4.人工ふ化させた卵から成魚にまで育てる完全養殖に注目
 マグロ資源の先行きに対する懸念が広がるなか、天然資源に依存しない完全養殖が注目を集めています。
 02年に近畿大学が世界で初めてクロマグロの完全養殖に成功しました。同大がクロマグロの研究を始めたのは40年以上前にさかのぼります。1970年に水産庁が複数の研究機関によるクロマグロ養殖の研究プロジェクトを開始。近畿大もこれに参加しましたが、養殖に必要な天然幼魚をいけすに移した後の生存率が低く、3カ年のプロジェクト終了後には撤退する機関が相次ぎ、最終的に続行したのは近畿大だけでした。
 その後、近畿大は釣り針を工夫するなどして天然幼魚を傷つけずに釣りあげていけすに移す方法を開発したほか、水槽内の水流コントロールや大量の給餌で衝突死や共食いを防止するなど、地道に成果を積み上げて完全養殖の実現にこぎ着けました。

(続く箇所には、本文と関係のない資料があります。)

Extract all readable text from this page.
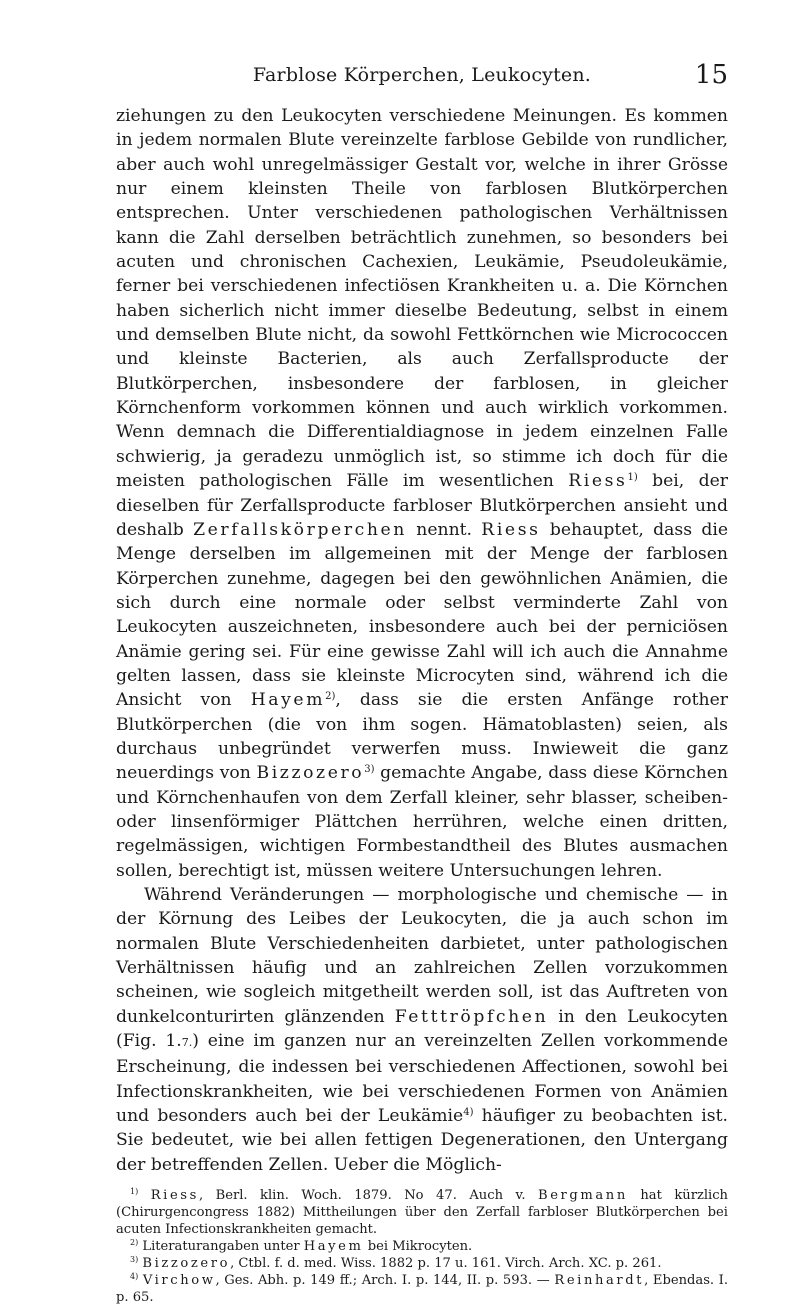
Farblose Körperchen, Leukocyten.	15

ziehungen zu den Leukocyten verschiedene Meinungen. Es kommen in jedem normalen Blute vereinzelte farblose Gebilde von rundlicher, aber auch wohl unregelmässiger Gestalt vor, welche in ihrer Grösse nur einem kleinsten Theile von farblosen Blutkörperchen entsprechen. Unter verschiedenen pathologischen Verhältnissen kann die Zahl derselben beträchtlich zunehmen, so besonders bei acuten und chronischen Cachexien, Leukämie, Pseudoleukämie, ferner bei verschiedenen infectiösen Krankheiten u. a. Die Körnchen haben sicherlich nicht immer dieselbe Bedeutung, selbst in einem und demselben Blute nicht, da sowohl Fettkörnchen wie Micrococcen und kleinste Bacterien, als auch Zerfallsproducte der Blutkörperchen, insbesondere der farblosen, in gleicher Körnchenform vorkommen können und auch wirklich vorkommen. Wenn demnach die Differentialdiagnose in jedem einzelnen Falle schwierig, ja geradezu unmöglich ist, so stimme ich doch für die meisten pathologischen Fälle im wesentlichen Riess$^{1)}$ bei, der dieselben für Zerfallsproducte farbloser Blutkörperchen ansieht und deshalb Zerfallskörperchen nennt. Riess behauptet, dass die Menge derselben im allgemeinen mit der Menge der farblosen Körperchen zunehme, dagegen bei den gewöhnlichen Anämien, die sich durch eine normale oder selbst verminderte Zahl von Leukocyten auszeichneten, insbesondere auch bei der perniciösen Anämie gering sei. Für eine gewisse Zahl will ich auch die Annahme gelten lassen, dass sie kleinste Microcyten sind, während ich die Ansicht von Hayem$^{2)}$, dass sie die ersten Anfänge rother Blutkörperchen (die von ihm sogen. Hämatoblasten) seien, als durchaus unbegründet verwerfen muss. Inwieweit die ganz neuerdings von Bizzozero$^{3)}$ gemachte Angabe, dass diese Körnchen und Körnchenhaufen von dem Zerfall kleiner, sehr blasser, scheiben- oder linsenförmiger Plättchen herrühren, welche einen dritten, regelmässigen, wichtigen Formbestandtheil des Blutes ausmachen sollen, berechtigt ist, müssen weitere Untersuchungen lehren.

Während Veränderungen — morphologische und chemische — in der Körnung des Leibes der Leukocyten, die ja auch schon im normalen Blute Verschiedenheiten darbietet, unter pathologischen Verhältnissen häufig und an zahlreichen Zellen vorzukommen scheinen, wie sogleich mitgetheilt werden soll, ist das Auftreten von dunkelconturirten glänzenden Fetttröpfchen in den Leukocyten (Fig. 1.7.) eine im ganzen nur an vereinzelten Zellen vorkommende Erscheinung, die indessen bei verschiedenen Affectionen, sowohl bei Infectionskrankheiten, wie bei verschiedenen Formen von Anämien und besonders auch bei der Leukämie$^{4)}$ häufiger zu beobachten ist. Sie bedeutet, wie bei allen fettigen Degenerationen, den Untergang der betreffenden Zellen. Ueber die Möglich-

$^{1)}$ Riess, Berl. klin. Woch. 1879. No 47. Auch v. Bergmann hat kürzlich (Chirurgencongress 1882) Mittheilungen über den Zerfall farbloser Blutkörperchen bei acuten Infectionskrankheiten gemacht.

$^{2)}$ Literaturangaben unter Hayem bei Mikrocyten.

$^{3)}$ Bizzozero, Ctbl. f. d. med. Wiss. 1882 p. 17 u. 161. Virch. Arch. XC. p. 261.

$^{4)}$ Virchow, Ges. Abh. p. 149 ff.; Arch. I. p. 144, II. p. 593. — Reinhardt, Ebendas. I. p. 65.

現在では年5万〜10万尾の幼魚を養殖業者に出荷し、育てたマグロを提供する飲食店も展開しています。
 マグロの完全養殖は飼育コストが高いなど、まだ課題が少なくありませんが、近畿大の成功を受けて国内の水産各社も事業化に向けて動き出しています。極洋と日本配合飼料は14年に、人工ふ化のクロマグロ同士から生まれた稚魚を陸上のいけすから海上のいけすに移すことに成功。17年から完全養殖クロマグロの出荷を年間200トン規模で始める計画です。この規模は現時点で国内最大級です。マルハニチロは完全養殖のクロマグロを6000匹規模で育てており、16年から本格的に出荷する計画です。計画通りに進めば、民間企業が卵から成魚まで育てて販売する初めての例となります。日本水産はふ化して数日たった稚魚向けの配合飼料を開発し、初期の飼育コストの半減をめざしています。このほか、豊田通商が近畿大と提携してクロマグロ養殖に乗り出すなど、マグロの完全養殖を巡る競争は今後、本格化しそうです。
 販売でクロマグロの完全養殖を後押しする小売りも出てきました。イオンはマルハニチロの本格出荷に先行して、同社の完全養殖クロマグロを15年6月から全国の最大2000店のスーパーで販売する予定です。
 完全養殖マグロを量産できれば、将来は海外への輸出も視野に入ってくるでしょう。日本が生み出した完全養殖技術で、安くておいしいマグロを世界中の人々が味わえる日が来るのはそう遠いことではないかもしれません。